Synopsis: Fearless optimist Anna teams up with Kristoff in an epic journey, encountering Everest-like conditions, and a hilarious snowman named Olaf in a race to find Anna’s sister Elsa, whose icy powers have trapped the kingdom in eternal winter.
Stars: Kristen Bell, Idina Menzel, Jonathan Groff, Josh Gad, Santino Fontana, Alan Tudyk, Maia Wilson, Ciarán Hinds, Edie McClurg
Director: Chris Buck, Jennifer Lee
Running Length: 108 minutes
Trailer Review: Here
TMMM Score: (7/10)
Review: Perhaps it’s the kid that still bounces around within me, but I still get a little twinge of excitement every time a new Disney film is about to open. Though I’ve long since given up hope that the hand drawn animation of the late 80’s/early 90’s age of Disney films will ever truly make a comeback, I find myself remaining interested in what projects the studio is working on.

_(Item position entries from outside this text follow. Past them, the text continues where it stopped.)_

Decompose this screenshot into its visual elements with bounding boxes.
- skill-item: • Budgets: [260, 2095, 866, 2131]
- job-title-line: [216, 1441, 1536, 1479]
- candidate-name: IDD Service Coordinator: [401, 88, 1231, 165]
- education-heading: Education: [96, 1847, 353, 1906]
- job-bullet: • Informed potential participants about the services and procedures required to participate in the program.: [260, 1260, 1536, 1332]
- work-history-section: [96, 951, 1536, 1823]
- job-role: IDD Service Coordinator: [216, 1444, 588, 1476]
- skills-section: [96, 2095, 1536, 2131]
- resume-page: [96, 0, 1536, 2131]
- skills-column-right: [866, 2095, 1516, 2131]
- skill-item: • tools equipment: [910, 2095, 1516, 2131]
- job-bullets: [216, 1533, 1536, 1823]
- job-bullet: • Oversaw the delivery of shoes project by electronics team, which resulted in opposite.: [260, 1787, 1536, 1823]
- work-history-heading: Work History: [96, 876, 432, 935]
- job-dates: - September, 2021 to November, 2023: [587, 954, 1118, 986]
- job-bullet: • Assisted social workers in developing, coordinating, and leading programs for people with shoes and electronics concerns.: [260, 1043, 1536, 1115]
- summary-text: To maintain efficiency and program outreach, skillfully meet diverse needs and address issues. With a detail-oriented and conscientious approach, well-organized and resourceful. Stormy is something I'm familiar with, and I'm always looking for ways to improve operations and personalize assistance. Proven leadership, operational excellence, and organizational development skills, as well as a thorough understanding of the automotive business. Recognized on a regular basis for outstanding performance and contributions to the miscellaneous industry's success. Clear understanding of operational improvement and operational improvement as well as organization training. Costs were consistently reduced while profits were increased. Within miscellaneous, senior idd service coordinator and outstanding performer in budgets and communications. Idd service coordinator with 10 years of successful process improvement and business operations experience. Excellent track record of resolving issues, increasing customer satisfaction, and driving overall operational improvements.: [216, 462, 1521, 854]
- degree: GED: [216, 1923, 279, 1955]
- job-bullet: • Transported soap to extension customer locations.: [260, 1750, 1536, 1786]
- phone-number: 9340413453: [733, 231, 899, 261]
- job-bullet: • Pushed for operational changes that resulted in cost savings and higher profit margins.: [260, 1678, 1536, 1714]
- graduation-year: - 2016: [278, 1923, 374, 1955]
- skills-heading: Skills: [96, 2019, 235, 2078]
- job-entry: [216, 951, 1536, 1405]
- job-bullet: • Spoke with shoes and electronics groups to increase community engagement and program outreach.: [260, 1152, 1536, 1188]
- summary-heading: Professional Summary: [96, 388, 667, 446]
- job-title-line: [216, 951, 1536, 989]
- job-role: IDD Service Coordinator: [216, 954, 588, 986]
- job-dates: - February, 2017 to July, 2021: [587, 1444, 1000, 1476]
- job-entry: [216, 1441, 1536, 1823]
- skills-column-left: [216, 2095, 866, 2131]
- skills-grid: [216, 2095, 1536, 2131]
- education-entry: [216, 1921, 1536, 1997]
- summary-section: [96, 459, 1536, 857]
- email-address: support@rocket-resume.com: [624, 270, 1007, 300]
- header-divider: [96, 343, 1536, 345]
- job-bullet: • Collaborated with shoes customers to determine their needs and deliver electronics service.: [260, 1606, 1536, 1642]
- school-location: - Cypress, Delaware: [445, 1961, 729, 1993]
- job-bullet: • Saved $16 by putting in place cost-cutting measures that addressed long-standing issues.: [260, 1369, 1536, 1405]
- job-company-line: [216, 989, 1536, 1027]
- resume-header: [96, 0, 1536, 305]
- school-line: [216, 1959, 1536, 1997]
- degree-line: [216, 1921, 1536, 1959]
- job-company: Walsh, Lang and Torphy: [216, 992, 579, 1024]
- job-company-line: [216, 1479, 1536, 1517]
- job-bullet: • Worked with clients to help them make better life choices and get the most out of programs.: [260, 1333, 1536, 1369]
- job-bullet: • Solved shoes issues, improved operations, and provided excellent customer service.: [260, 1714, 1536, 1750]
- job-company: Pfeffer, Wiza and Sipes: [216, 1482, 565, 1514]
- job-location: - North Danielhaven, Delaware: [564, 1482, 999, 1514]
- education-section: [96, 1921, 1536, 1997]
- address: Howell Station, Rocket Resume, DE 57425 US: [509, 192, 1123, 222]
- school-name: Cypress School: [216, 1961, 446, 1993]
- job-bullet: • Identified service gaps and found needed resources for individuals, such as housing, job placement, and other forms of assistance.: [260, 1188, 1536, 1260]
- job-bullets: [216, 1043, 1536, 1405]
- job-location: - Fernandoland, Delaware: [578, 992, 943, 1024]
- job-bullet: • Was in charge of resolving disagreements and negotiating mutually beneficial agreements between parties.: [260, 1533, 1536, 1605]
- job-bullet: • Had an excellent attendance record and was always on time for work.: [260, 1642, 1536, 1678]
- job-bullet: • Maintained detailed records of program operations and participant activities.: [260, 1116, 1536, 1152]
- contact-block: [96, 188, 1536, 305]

The latest output from the House of Mouse is a wintery musical (very) loosely based on Hans Christian Anderson’s The Snow Queen, refashioned as a tale of sisterly bonds and the embracing of our own individuality. Featuring a welcome return to the musical roots of the Golden Age of the studio, Frozen boasts some very appealing tunes by Kristen Anderson-Lopez and Robert Lopez heartily sung by a roster of Broadway actors that help to keep the movie afloat during several slow stretches.
After their royal parents are lost at sea, sisters Elsa (Idina Menzel) and Anna (Kristen Bell, Hit and Run) are left to rule the Nordic land of Arendelle. The sisters rarely speak due to a childhood accident involving Elsa’s powers to turn anything she touches to ice. With the help of some magical trolls, the royal parents and Elsa decide to keep her away from Anna, adjusting her memory so that no harm can come to Elsa or the villagers that may not understand her powers.
This separation has come at a price, though, because Anna doesn’t understand why her sister has cut her off. That all changes when Elsa comes of age to inherit the throne and accidentally unleashes a massive winter freeze on the sunny village and hills of Arendelle. With Elsa fleeing to a wintery castle of her own creation, Anna treks after her to bring her sister home and end the chill of a winter without end.
Bell gives Anna just the right amount of pluck and spunk, not to mention a clarion singing voice that is a nice fit to the various musical styles of the Lopez/Anderson-Lopez score. There’s some classic Disney princess-ey whimsy going on here and Bell skips right along with it. Whether she’s dealing with a handsome prince (Santino Fontana, also lending strong singing chops) or bumping heads while climbing a mountain with the local (and now unemployed) ice delivery man (Jonathan Groff), Bell keeps Anna in good spirits and great voice.
While Menzel brings her Broadway belt with her for the Act 1 power ballad “Let it Go”, there’s something about her voice that doesn’t match up with the character that’s been animated for her. The booming timbre and slightly raspy tones sound great on the CD but strangely feel awkward and out of place when you see it onscreen. It’s a disappointing wrinkle and the fault lies with the concept animation, not in Menzel’s performance.
I’m not a huge fan of Josh Gad (Thanks for Sharing, jOBS, The Internship) but I have to say that this is probably the most I’ve enjoyed him in anything so far. As charmingly daft snowman Olaf, Gad pretty much walks away with the movie thanks to his stellar timing and easy-going approach to what could have been a much sillier role. There’s a welcome tenderness to this particular character that gives the movie extra oomph.
While the 3D animation is, as usual, crisp and intriguing I found myself less interested in it than I have in previous efforts like Tangled. As pleasing as the voices are and as soothing as the snowflake heavy animation is, it all feels vaguely familiar…and not as original as I wanted it to be. On the other hand, there’s something to be said about the magic of a Disney film and how it can somehow overcome its shortcomings. Though initially pleased but not overwhelmed by the film, I find myself humming the tunes and thinking about the characters…and that’s nice when you consider how rare animated musicals are nowadays.
A special note, Frozen is preceded by a brand new neat-o Mickey Mouse animated short that gives a nice nod to the black and white cartoon origins of Disney before breaking through (literally) to a more modern day feel. Don’t be late…and stay through the end credits of Frozen too!